I've been hearing it from all sides. It's cheating in the sense that it puts the streamer at an extreme disadvantage because the stream sniper has access to information (positioning, gear, comms) they wouldn't otherwise have; essentially pseudo-ESP. It's also generally held to be griefing because stream snipers usually leave the match after killing them and immediately requeue to get in their game and kill them again. In games like PUBG, H1Z1 and Arma this can go on for hours and make it impossible for the streamer to play normally without resorting to a huge broadcast delay that hurts their stream. Sometimes (more in the case of H1Z1 than PUBG) they'll also play racist shit in proxy chat in an attempt to get them banned (never works since Twitch won't ban unless you explicitly allow it to go on, but it's still frustrating for them).

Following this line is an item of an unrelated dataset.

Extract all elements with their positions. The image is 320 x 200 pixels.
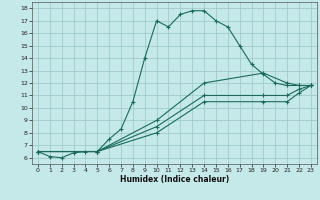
X-axis label: Humidex (Indice chaleur): Humidex (Indice chaleur) — [120, 175, 229, 184]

Even so, most streamers of games like this still take precautions like hiding server IDs, changing their in-game names or putting up overlays shortly after spawning/while parachuting in so snipers can't find them immediately.
I think battle royale games alone can handle rules against stream sniping because the large maps, longer TTK and heavily information-based gameplay means chronic stream sniping leaves a lot of evidence the devs can act on (I suspect the replay system will make this way more accurate). It's a lot harder to prove in faster, more condensed games like CS, Starcraft and League which is why they've never had rules dealing with it. Stream sniping was also regular problem in DayZ and Arma BR back in the day which might be another reason why Playerunknown feels compelled to do something about it. It's against the rules in H1Z1 too, just poorly enforced because Daybreak sucks ass at enforcing their rules in general.
As for the paid crate, if I had to guess their marketing budget is locked in for the year and it was the most expedient idea they could think of to fund the tourney. They might also need to pay a royalty to whoever holds the IP for Battle Royale. Not sure. I'm going to wait to see if they release another paid crate before questioning if they're sliding down the dark path that H1Z1 took.